This was also meant to help local quality of life. Even in large cities people sometimes had trouble finding places to go when they needed to. NPR reports the revolution involved spending $3 billion to build or renovate 68,000 public toilets in three years, with 70,000 more planned. Some cities went a bit overboard and built luxurious public bathrooms with marble, sound systems, Wi-Fi, ATMs, newsstands, and electric-vehicle charging stations. In order to stop people stealing toilet paper, some bathrooms use facial recognition before giving you two feet of TP. It got so over the top the government had to warn certain local governments to stop wasting money.
But the toilet revolution continues, especially in rural areas.
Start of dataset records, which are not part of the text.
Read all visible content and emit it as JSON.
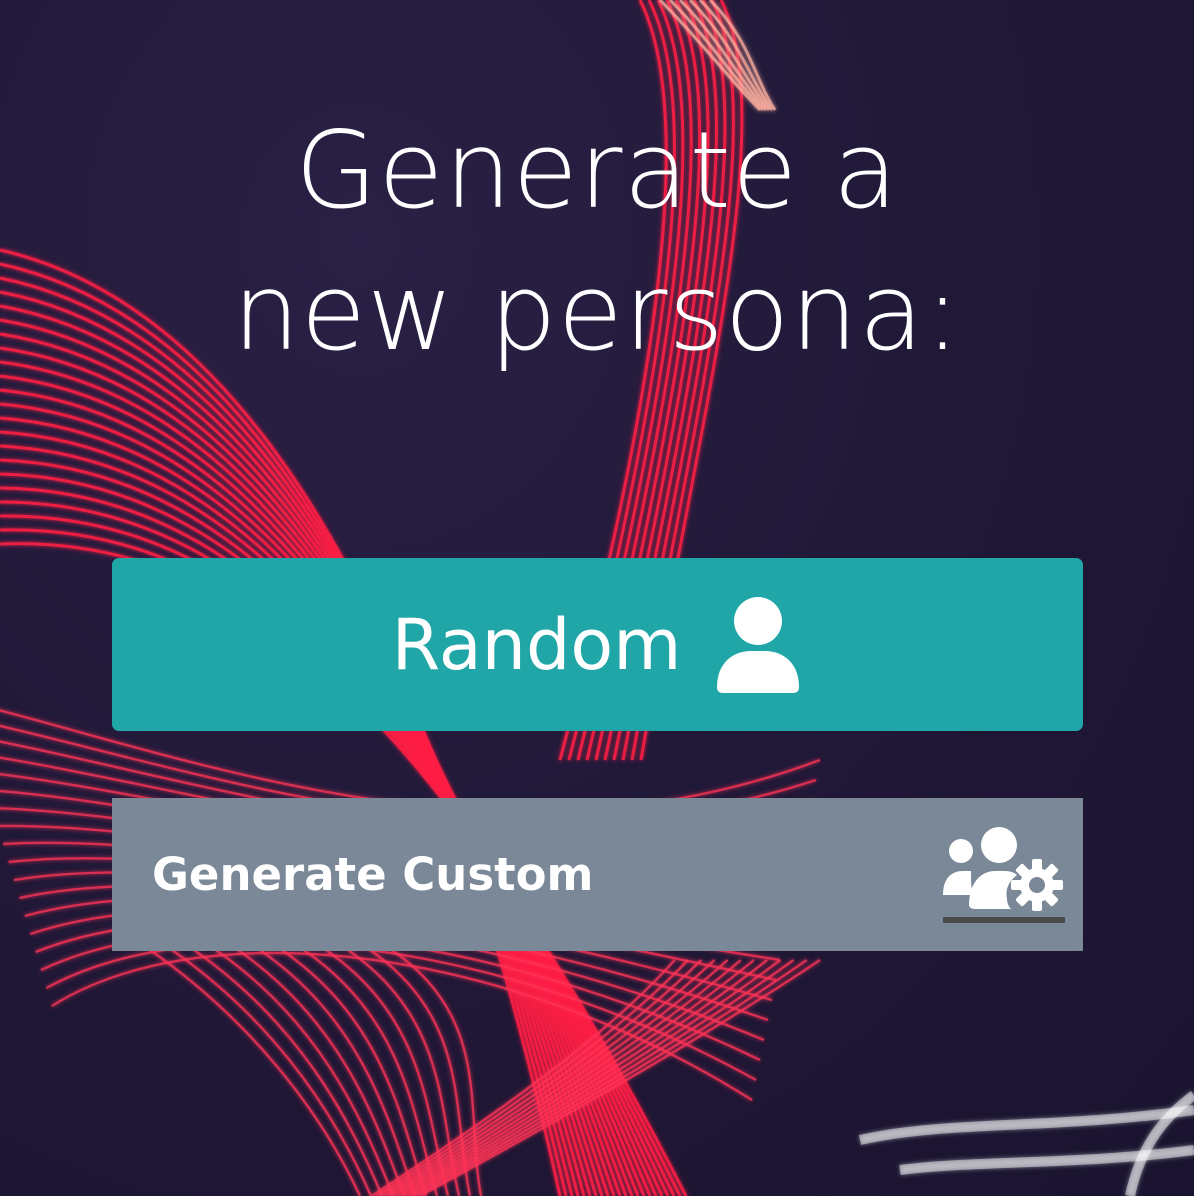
{
  "heading": {
    "line1": "Generate a",
    "line2": "new persona:"
  },
  "random_button": {
    "label": "Random",
    "icon": "user-icon",
    "color": "#21a6a8"
  },
  "custom_button": {
    "label": "Generate Custom",
    "icon": "users-gear-icon",
    "color": "#7b8898"
  },
  "background": {
    "base_color": "#231a3a",
    "accent_color": "#ff2a4a"
  }
}
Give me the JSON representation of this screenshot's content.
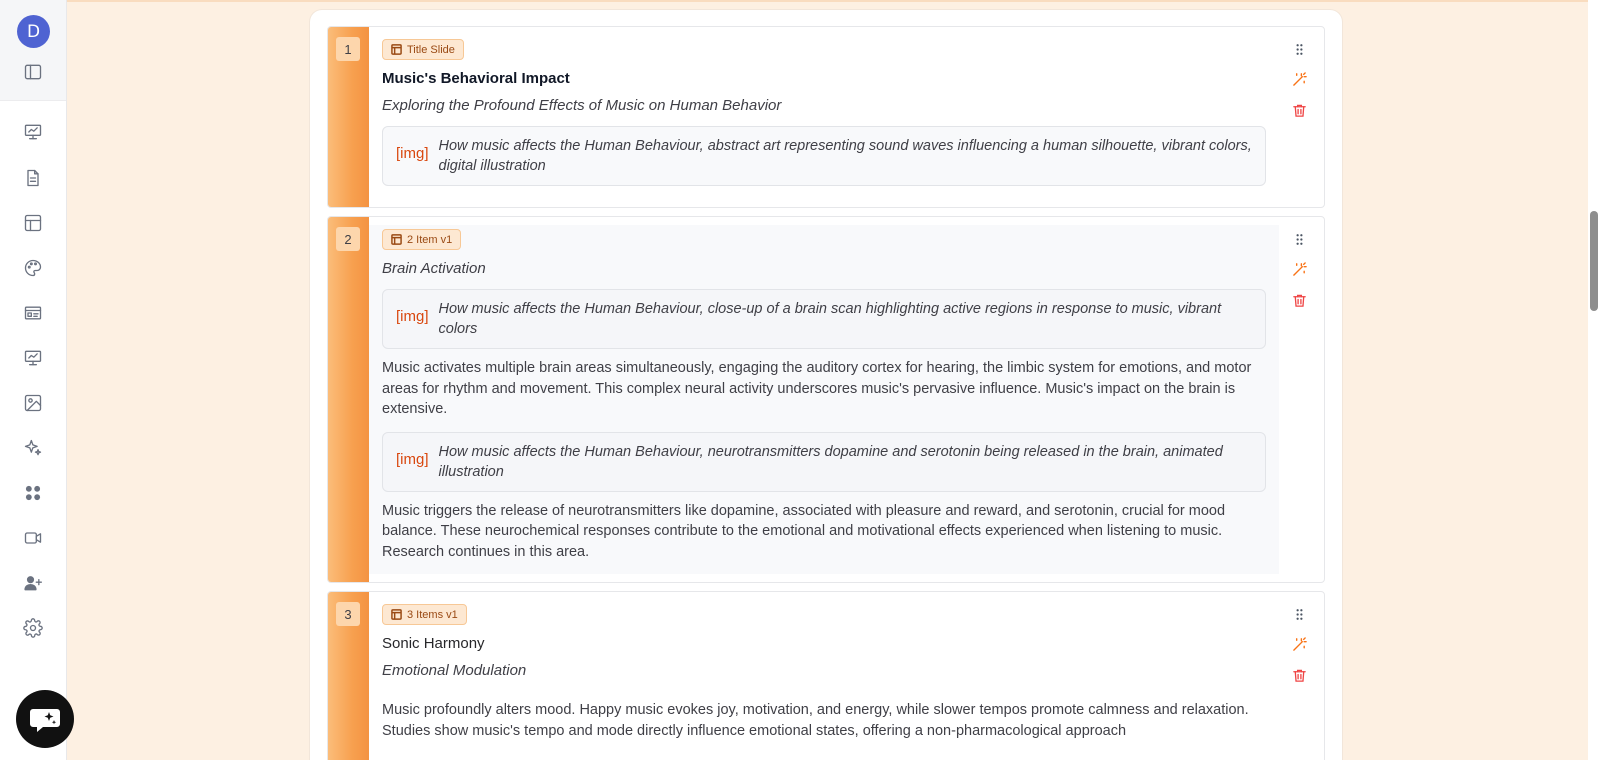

Xinhua Net says one region of China has a goal to rebuild toilets for 150,000 rural houses in 2019, as well as many new public bathrooms.
Mexico City has a serious poo problem
When you visit Mexico City for the first time, someone might warn you not to drink the tap water. But according to one expert, you also don’t want to eat the food or breathe the air or get caught in the rain, because it is all mixed with poo.
It might sound horribly xenophobic at first, but Mexico City does have a serious waste problem. First, unlike most places in the U.S. and Europe, the sixth-largest city in the world does not have a sanitary code dictating how to construct and install toilet, urinals, and sinks. This means “public bathrooms are often constructed by people who are neither architects nor professional plumbers.” You can see how that might lead to issues.